Clinical implications.   Among patients with heart diseases, those with sympathetic activation have a high mortality rate (19). Therefore, modulation of the cardiac sympathetic nervous system by medication is worth considering as a treatment for such patients. Because decreased MIBG uptake and increased MIBG washout are shown to be associated with unfavorable prognosis (20), we expect that enalapril could improve the prognosis in such patients. In fact, enalapril has been shown to have beneficial effects on the prognosis of patients with heart failure (10,11) whose reported MIBG findings (20,26) were similar to those of patients with essential hypertension in this study. Nitrendipine, on the other hand, does not seem to affect the cardiac sympathetic nervous system. Regarding the question of whether this feature offers an advantage to patients receiving long-term treatment with nitrendipine, a recent study—the Systolic Hypertension in Europe (SYST-EUR) Trial (17)—demonstrated that active treatment with nitrendipine for elderly patients with isolated systolic hypertension decreased all fatal and nonfatal cardiac events significantly, although the effect on cardiovascular mortality did not reach statistical significance.
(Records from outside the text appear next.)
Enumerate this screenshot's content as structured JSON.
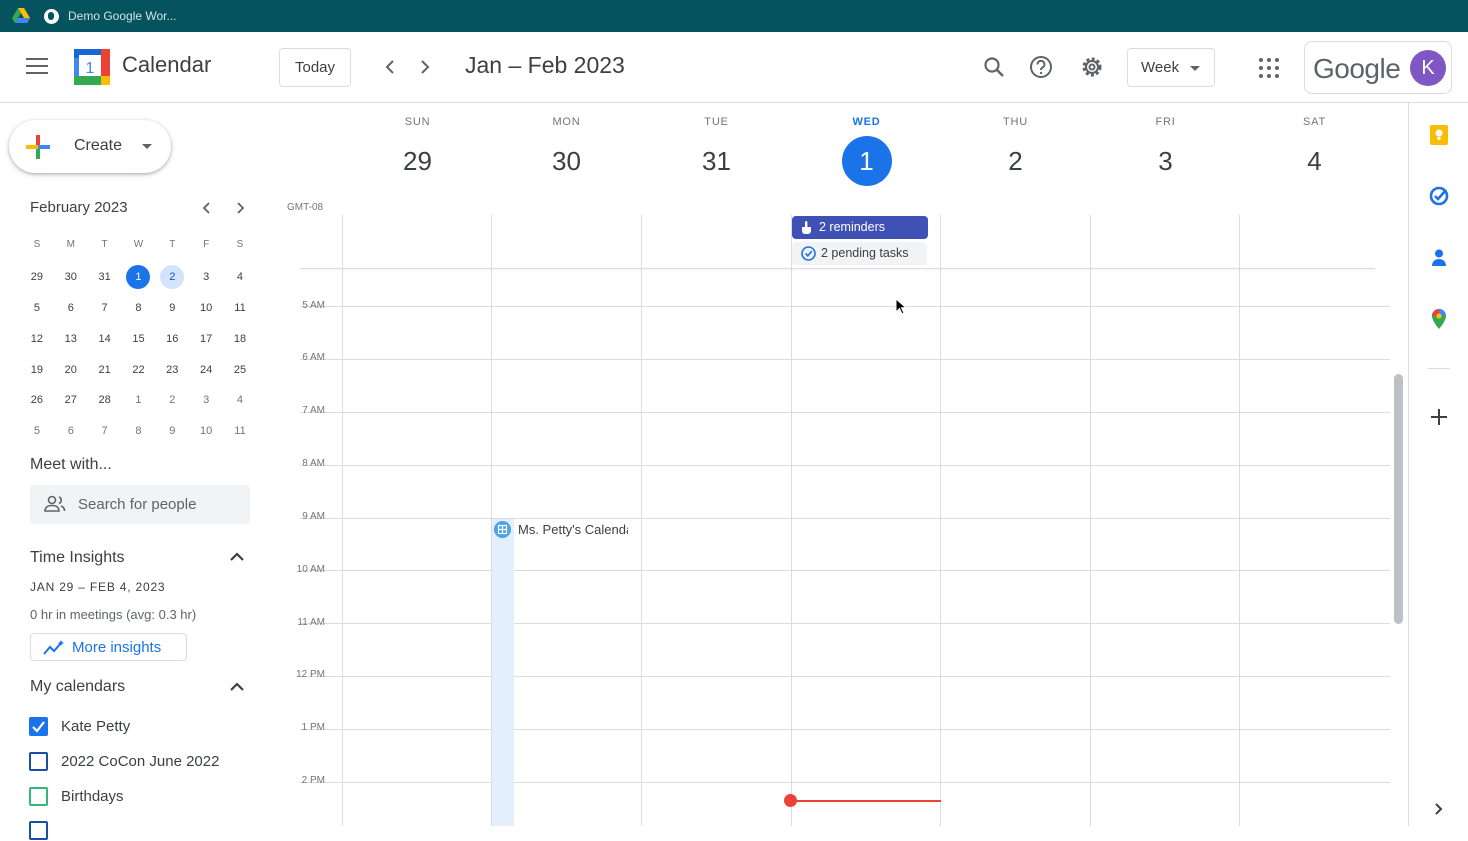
{
  "browser": {
    "tab_title": "Demo Google Wor..."
  },
  "header": {
    "app_name": "Calendar",
    "today_label": "Today",
    "date_range": "Jan – Feb 2023",
    "view_label": "Week",
    "logo_day": "1",
    "google_word": "Google",
    "avatar_initial": "K"
  },
  "sidebar": {
    "create_label": "Create",
    "mini_month": "February 2023",
    "mini_weekdays": [
      "S",
      "M",
      "T",
      "W",
      "T",
      "F",
      "S"
    ],
    "mini_weeks": [
      [
        "29",
        "30",
        "31",
        "1",
        "2",
        "3",
        "4"
      ],
      [
        "5",
        "6",
        "7",
        "8",
        "9",
        "10",
        "11"
      ],
      [
        "12",
        "13",
        "14",
        "15",
        "16",
        "17",
        "18"
      ],
      [
        "19",
        "20",
        "21",
        "22",
        "23",
        "24",
        "25"
      ],
      [
        "26",
        "27",
        "28",
        "1",
        "2",
        "3",
        "4"
      ],
      [
        "5",
        "6",
        "7",
        "8",
        "9",
        "10",
        "11"
      ]
    ],
    "meet_title": "Meet with...",
    "search_placeholder": "Search for people",
    "insights_title": "Time Insights",
    "insights_range": "JAN 29 – FEB 4, 2023",
    "insights_meetings": "0 hr in meetings (avg: 0.3 hr)",
    "more_insights_label": "More insights",
    "my_calendars_title": "My calendars",
    "calendars": [
      {
        "name": "Kate Petty",
        "checked": true,
        "color": "#1a73e8"
      },
      {
        "name": "2022 CoCon June 2022",
        "checked": false,
        "color": "#174ea6"
      },
      {
        "name": "Birthdays",
        "checked": false,
        "color": "#33b679"
      }
    ]
  },
  "week": {
    "days": [
      {
        "dow": "SUN",
        "num": "29"
      },
      {
        "dow": "MON",
        "num": "30"
      },
      {
        "dow": "TUE",
        "num": "31"
      },
      {
        "dow": "WED",
        "num": "1"
      },
      {
        "dow": "THU",
        "num": "2"
      },
      {
        "dow": "FRI",
        "num": "3"
      },
      {
        "dow": "SAT",
        "num": "4"
      }
    ],
    "timezone": "GMT-08",
    "hours": [
      "5 AM",
      "6 AM",
      "7 AM",
      "8 AM",
      "9 AM",
      "10 AM",
      "11 AM",
      "12 PM",
      "1 PM",
      "2 PM"
    ]
  },
  "events": {
    "reminders_chip": "2 reminders",
    "tasks_chip": "2 pending tasks",
    "event_title": "Ms. Petty's Calendar"
  },
  "colors": {
    "accent": "#1a73e8",
    "reminder_chip": "#3f51b5",
    "now_indicator": "#ea4335",
    "browser_bar": "#05535e"
  }
}
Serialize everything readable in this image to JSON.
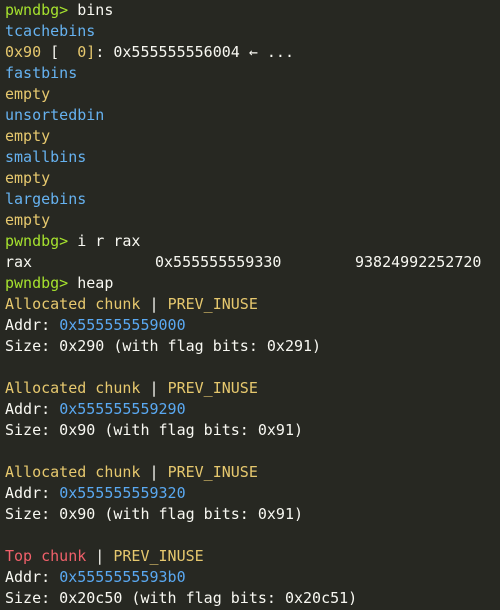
{
  "terminal": {
    "prompt": "pwndbg>",
    "cmd_bins": " bins",
    "tcache_label": "tcachebins",
    "tcache_entry": {
      "size": "0x90",
      "count_open": " [  ",
      "count": "0]",
      "colon_addr": ": 0x555555556004",
      "arrow": " ← ..."
    },
    "fastbins_label": "fastbins",
    "fastbins_value": "empty",
    "unsorted_label": "unsortedbin",
    "unsorted_value": "empty",
    "small_label": "smallbins",
    "small_value": "empty",
    "large_label": "largebins",
    "large_value": "empty",
    "cmd_ir": " i r rax",
    "register": {
      "name": "rax",
      "hex": "0x555555559330",
      "dec": "93824992252720"
    },
    "cmd_heap": " heap",
    "chunks": [
      {
        "type": "Allocated chunk",
        "sep": " | ",
        "flag": "PREV_INUSE",
        "addr_label": "Addr: ",
        "addr": "0x555555559000",
        "size_text": "Size: 0x290 (with flag bits: 0x291)"
      },
      {
        "type": "Allocated chunk",
        "sep": " | ",
        "flag": "PREV_INUSE",
        "addr_label": "Addr: ",
        "addr": "0x555555559290",
        "size_text": "Size: 0x90 (with flag bits: 0x91)"
      },
      {
        "type": "Allocated chunk",
        "sep": " | ",
        "flag": "PREV_INUSE",
        "addr_label": "Addr: ",
        "addr": "0x555555559320",
        "size_text": "Size: 0x90 (with flag bits: 0x91)"
      },
      {
        "type": "Top chunk",
        "sep": " | ",
        "flag": "PREV_INUSE",
        "addr_label": "Addr: ",
        "addr": "0x5555555593b0",
        "size_text": "Size: 0x20c50 (with flag bits: 0x20c51)"
      }
    ]
  }
}
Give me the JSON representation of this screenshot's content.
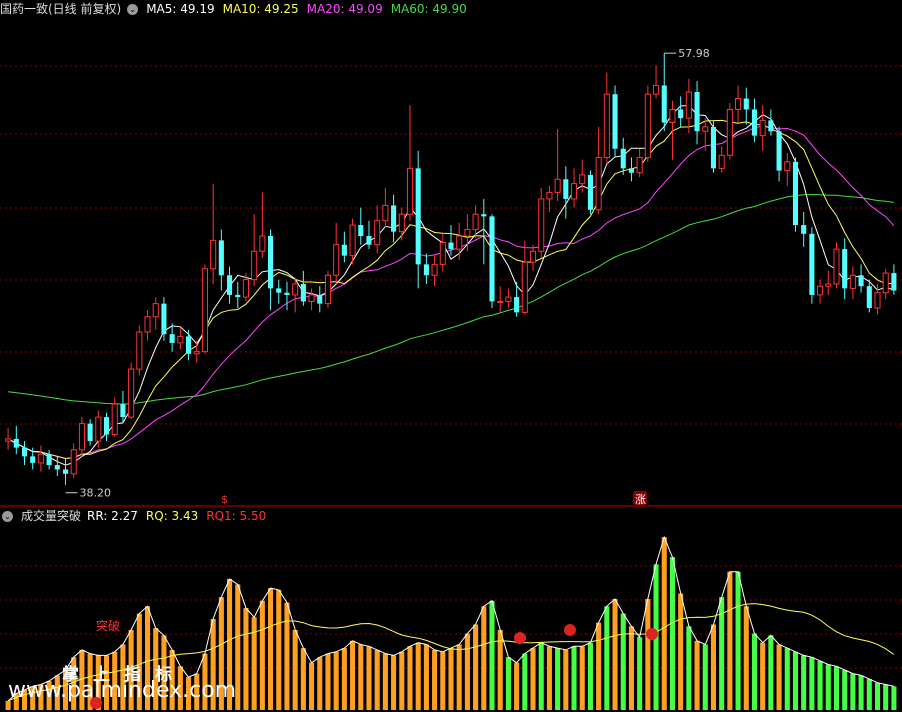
{
  "header": {
    "title": "国药一致(日线 前复权)",
    "ma": [
      {
        "label": "MA5: 49.19",
        "color": "#ffffff"
      },
      {
        "label": "MA10: 49.25",
        "color": "#ffff55"
      },
      {
        "label": "MA20: 49.09",
        "color": "#ff44ff"
      },
      {
        "label": "MA60: 49.90",
        "color": "#44dd44"
      }
    ]
  },
  "sub_header": {
    "title": "成交量突破",
    "values": [
      {
        "label": "RR: 2.27",
        "color": "#ffffff"
      },
      {
        "label": "RQ: 3.43",
        "color": "#ffff55"
      },
      {
        "label": "RQ1: 5.50",
        "color": "#ff3333"
      }
    ]
  },
  "annotations": {
    "high": "57.98",
    "low": "38.20",
    "signal_up": "涨",
    "breakout": "突破"
  },
  "watermark": {
    "cn": "掌上指标",
    "url": "www.palmindex.com"
  },
  "colors": {
    "up": "#ff3333",
    "down": "#55ffff",
    "vol_up": "#ffa020",
    "vol_green": "#44ff44",
    "grid": "#8b0000"
  },
  "chart_data": [
    {
      "type": "candlestick",
      "ylim": [
        37.5,
        59.5
      ],
      "high_label": 57.98,
      "low_label": 38.2,
      "candles": [
        [
          40.2,
          40.8,
          39.8,
          40.3
        ],
        [
          40.3,
          40.9,
          39.6,
          39.9
        ],
        [
          39.9,
          40.2,
          39.1,
          39.5
        ],
        [
          39.5,
          39.9,
          38.9,
          39.2
        ],
        [
          39.2,
          40.0,
          38.8,
          39.6
        ],
        [
          39.6,
          39.8,
          38.9,
          39.1
        ],
        [
          39.1,
          39.5,
          38.6,
          38.9
        ],
        [
          38.9,
          39.4,
          38.2,
          38.7
        ],
        [
          38.7,
          40.1,
          38.5,
          39.8
        ],
        [
          39.8,
          41.3,
          39.5,
          41.0
        ],
        [
          41.0,
          41.2,
          40.0,
          40.2
        ],
        [
          40.2,
          41.6,
          39.9,
          41.3
        ],
        [
          41.3,
          41.5,
          40.2,
          40.5
        ],
        [
          40.5,
          42.2,
          40.4,
          41.9
        ],
        [
          41.9,
          42.5,
          41.0,
          41.3
        ],
        [
          41.3,
          43.8,
          41.2,
          43.5
        ],
        [
          43.5,
          45.5,
          43.2,
          45.2
        ],
        [
          45.2,
          46.2,
          44.8,
          45.9
        ],
        [
          45.9,
          46.8,
          45.3,
          46.5
        ],
        [
          46.5,
          46.8,
          44.8,
          45.1
        ],
        [
          45.1,
          45.6,
          44.3,
          44.7
        ],
        [
          44.7,
          45.4,
          44.4,
          45.0
        ],
        [
          45.0,
          45.3,
          43.9,
          44.2
        ],
        [
          44.2,
          44.8,
          43.8,
          44.3
        ],
        [
          44.3,
          48.3,
          44.2,
          48.1
        ],
        [
          48.1,
          52.0,
          47.4,
          49.4
        ],
        [
          49.4,
          49.9,
          47.1,
          47.8
        ],
        [
          47.8,
          48.2,
          46.5,
          46.9
        ],
        [
          46.9,
          47.5,
          46.3,
          46.8
        ],
        [
          46.8,
          47.9,
          46.6,
          47.6
        ],
        [
          47.6,
          50.6,
          47.3,
          48.9
        ],
        [
          48.9,
          51.6,
          48.6,
          49.6
        ],
        [
          49.6,
          49.9,
          46.2,
          47.2
        ],
        [
          47.2,
          47.6,
          46.5,
          47.0
        ],
        [
          47.0,
          47.5,
          46.2,
          46.9
        ],
        [
          46.9,
          47.7,
          46.1,
          47.4
        ],
        [
          47.4,
          48.0,
          46.4,
          46.6
        ],
        [
          46.6,
          47.2,
          46.2,
          46.9
        ],
        [
          46.9,
          47.3,
          46.1,
          46.5
        ],
        [
          46.5,
          48.0,
          46.3,
          47.8
        ],
        [
          47.8,
          50.2,
          47.4,
          49.2
        ],
        [
          49.2,
          49.8,
          48.4,
          48.7
        ],
        [
          48.7,
          50.4,
          48.3,
          50.1
        ],
        [
          50.1,
          50.9,
          49.2,
          49.6
        ],
        [
          49.6,
          50.3,
          49.0,
          49.2
        ],
        [
          49.2,
          51.0,
          48.8,
          50.3
        ],
        [
          50.3,
          51.8,
          50.0,
          51.0
        ],
        [
          51.0,
          51.5,
          49.3,
          49.8
        ],
        [
          49.8,
          50.9,
          49.4,
          50.6
        ],
        [
          50.6,
          55.6,
          50.3,
          52.7
        ],
        [
          52.7,
          53.5,
          47.2,
          48.3
        ],
        [
          48.3,
          48.8,
          47.4,
          47.8
        ],
        [
          47.8,
          48.7,
          47.3,
          48.3
        ],
        [
          48.3,
          49.7,
          48.0,
          49.3
        ],
        [
          49.3,
          50.1,
          48.7,
          49.0
        ],
        [
          49.0,
          50.2,
          48.5,
          49.6
        ],
        [
          49.6,
          50.6,
          48.9,
          49.9
        ],
        [
          49.9,
          51.0,
          49.5,
          50.6
        ],
        [
          50.6,
          51.3,
          48.3,
          50.5
        ],
        [
          50.5,
          50.6,
          46.3,
          46.6
        ],
        [
          46.6,
          47.3,
          46.1,
          46.6
        ],
        [
          46.6,
          47.2,
          46.3,
          46.8
        ],
        [
          46.8,
          47.5,
          45.9,
          46.1
        ],
        [
          46.1,
          49.4,
          46.0,
          48.4
        ],
        [
          48.4,
          49.2,
          48.0,
          48.9
        ],
        [
          48.9,
          51.8,
          48.6,
          51.3
        ],
        [
          51.3,
          51.9,
          50.7,
          51.6
        ],
        [
          51.6,
          54.5,
          51.2,
          52.2
        ],
        [
          52.2,
          52.8,
          50.4,
          51.3
        ],
        [
          51.3,
          52.7,
          50.9,
          52.0
        ],
        [
          52.0,
          53.1,
          51.6,
          52.4
        ],
        [
          52.4,
          52.6,
          50.6,
          50.8
        ],
        [
          50.8,
          54.6,
          50.6,
          53.2
        ],
        [
          53.2,
          57.1,
          52.9,
          56.1
        ],
        [
          56.1,
          56.5,
          53.2,
          53.6
        ],
        [
          53.6,
          54.1,
          52.4,
          52.7
        ],
        [
          52.7,
          53.2,
          52.1,
          52.5
        ],
        [
          52.5,
          53.6,
          52.3,
          53.2
        ],
        [
          53.2,
          56.5,
          53.0,
          56.1
        ],
        [
          56.1,
          57.4,
          55.9,
          56.5
        ],
        [
          56.5,
          57.98,
          54.4,
          54.8
        ],
        [
          54.8,
          55.8,
          53.1,
          55.4
        ],
        [
          55.4,
          56.0,
          54.6,
          55.0
        ],
        [
          55.0,
          56.8,
          54.3,
          56.2
        ],
        [
          56.2,
          56.7,
          53.8,
          54.4
        ],
        [
          54.4,
          55.0,
          53.5,
          54.6
        ],
        [
          54.6,
          54.9,
          52.5,
          52.7
        ],
        [
          52.7,
          53.7,
          52.5,
          53.3
        ],
        [
          53.3,
          55.7,
          53.1,
          55.4
        ],
        [
          55.4,
          56.5,
          54.8,
          55.9
        ],
        [
          55.9,
          56.4,
          54.7,
          55.4
        ],
        [
          55.4,
          55.9,
          53.9,
          54.2
        ],
        [
          54.2,
          55.6,
          53.5,
          54.9
        ],
        [
          54.9,
          55.4,
          54.2,
          54.4
        ],
        [
          54.4,
          54.6,
          52.1,
          52.6
        ],
        [
          52.6,
          53.4,
          51.9,
          53.0
        ],
        [
          53.0,
          53.2,
          49.8,
          50.1
        ],
        [
          50.1,
          50.7,
          49.1,
          49.7
        ],
        [
          49.7,
          50.0,
          46.5,
          46.9
        ],
        [
          46.9,
          47.6,
          46.5,
          47.3
        ],
        [
          47.3,
          48.0,
          46.9,
          47.4
        ],
        [
          47.4,
          49.3,
          47.2,
          49.0
        ],
        [
          49.0,
          49.5,
          46.7,
          47.2
        ],
        [
          47.2,
          48.2,
          46.7,
          47.8
        ],
        [
          47.8,
          48.3,
          47.0,
          47.3
        ],
        [
          47.3,
          47.6,
          46.1,
          46.3
        ],
        [
          46.3,
          47.4,
          46.0,
          47.0
        ],
        [
          47.0,
          48.1,
          46.7,
          47.9
        ],
        [
          47.9,
          48.3,
          46.9,
          47.1
        ]
      ]
    },
    {
      "type": "bar",
      "ylim": [
        0,
        100
      ],
      "values": [
        5,
        9,
        11,
        13,
        14,
        16,
        19,
        22,
        29,
        33,
        31,
        30,
        30,
        32,
        36,
        44,
        53,
        57,
        45,
        41,
        33,
        24,
        18,
        20,
        31,
        50,
        62,
        72,
        69,
        56,
        51,
        60,
        67,
        66,
        59,
        44,
        34,
        26,
        29,
        31,
        32,
        34,
        38,
        36,
        35,
        33,
        31,
        30,
        32,
        35,
        37,
        36,
        33,
        32,
        34,
        36,
        42,
        47,
        57,
        60,
        44,
        29,
        26,
        31,
        34,
        37,
        35,
        34,
        33,
        35,
        35,
        37,
        48,
        57,
        61,
        53,
        46,
        40,
        61,
        80,
        95,
        84,
        64,
        46,
        38,
        36,
        47,
        62,
        76,
        76,
        57,
        42,
        37,
        41,
        36,
        34,
        32,
        30,
        29,
        27,
        25,
        24,
        22,
        20,
        19,
        17,
        15,
        14,
        13
      ],
      "green_from_index": 58
    }
  ]
}
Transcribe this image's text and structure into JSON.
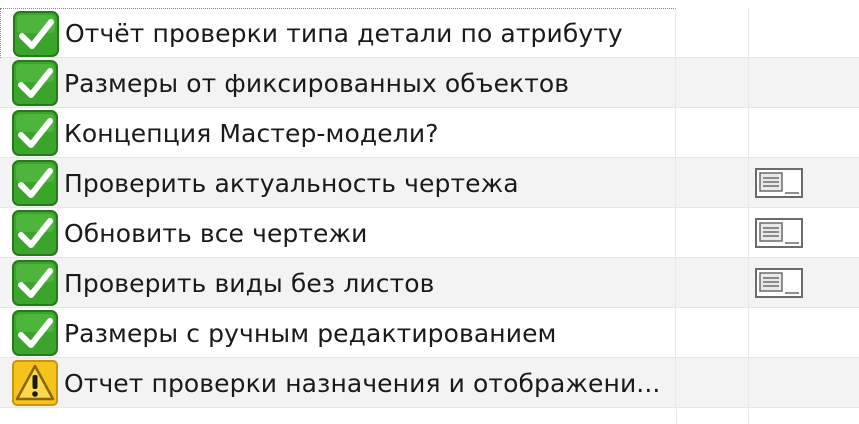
{
  "checks": [
    {
      "label": "Отчёт проверки типа детали по атрибуту",
      "status": "ok",
      "status_icon": "check-icon",
      "action_icon": null
    },
    {
      "label": "Размеры от фиксированных объектов",
      "status": "ok",
      "status_icon": "check-icon",
      "action_icon": null
    },
    {
      "label": "Концепция Мастер-модели?",
      "status": "ok",
      "status_icon": "check-icon",
      "action_icon": null
    },
    {
      "label": "Проверить актуальность чертежа",
      "status": "ok",
      "status_icon": "check-icon",
      "action_icon": "drawing-sheet-icon"
    },
    {
      "label": "Обновить все чертежи",
      "status": "ok",
      "status_icon": "check-icon",
      "action_icon": "drawing-sheet-icon"
    },
    {
      "label": "Проверить виды без листов",
      "status": "ok",
      "status_icon": "check-icon",
      "action_icon": "drawing-sheet-icon"
    },
    {
      "label": "Размеры с ручным редактированием",
      "status": "ok",
      "status_icon": "check-icon",
      "action_icon": null
    },
    {
      "label": "Отчет проверки назначения и отображени...",
      "status": "warning",
      "status_icon": "warning-icon",
      "action_icon": null
    }
  ],
  "colors": {
    "check_green": "#3aa52a",
    "warning_yellow": "#f5c31c",
    "row_alt": "#f3f3f3"
  }
}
Therefore, nitrendipine could improve cardiovascular mortality and morbidity in hypertensive patients. Further investigations are needed to examine whether nitrendipine is more beneficial to patients with essential hypertension and/or other cardiovascular diseases than ACE inhibitors or beta blockers.

We were able to assess the effects of antihypertensive drugs on the cardiac sympathetic nervous system with MIBG findings. In addition, because increased cardiac sympathetic nervous activity is associated with poor prognosis in heart disease and we have found that degrees of MIBG uptake and washout are different at each clinical stage of essential hypertension (43), MIBG findings in essential hypertension have implications with regard to clinical information about each patient’s condition and a risk for developing cardiovascular complications.

Conclusions.   In essential hypertension, enalapril improved MIBG kinetics, whereas nitrendipine had no effect on MIBG kinetics, although these drugs did not affect plasma norepinephrine concentration. These results suggest that enalapril could suppress cardiac sympathetic activity, but nitrendipine had no effect on it in essential hypertension. Consideration of the different effects of antihypertensive drugs on the cardiac sympathetic nervous system may be helpful in finding more effective and beneficial treatments for patients with cardiovascular disease.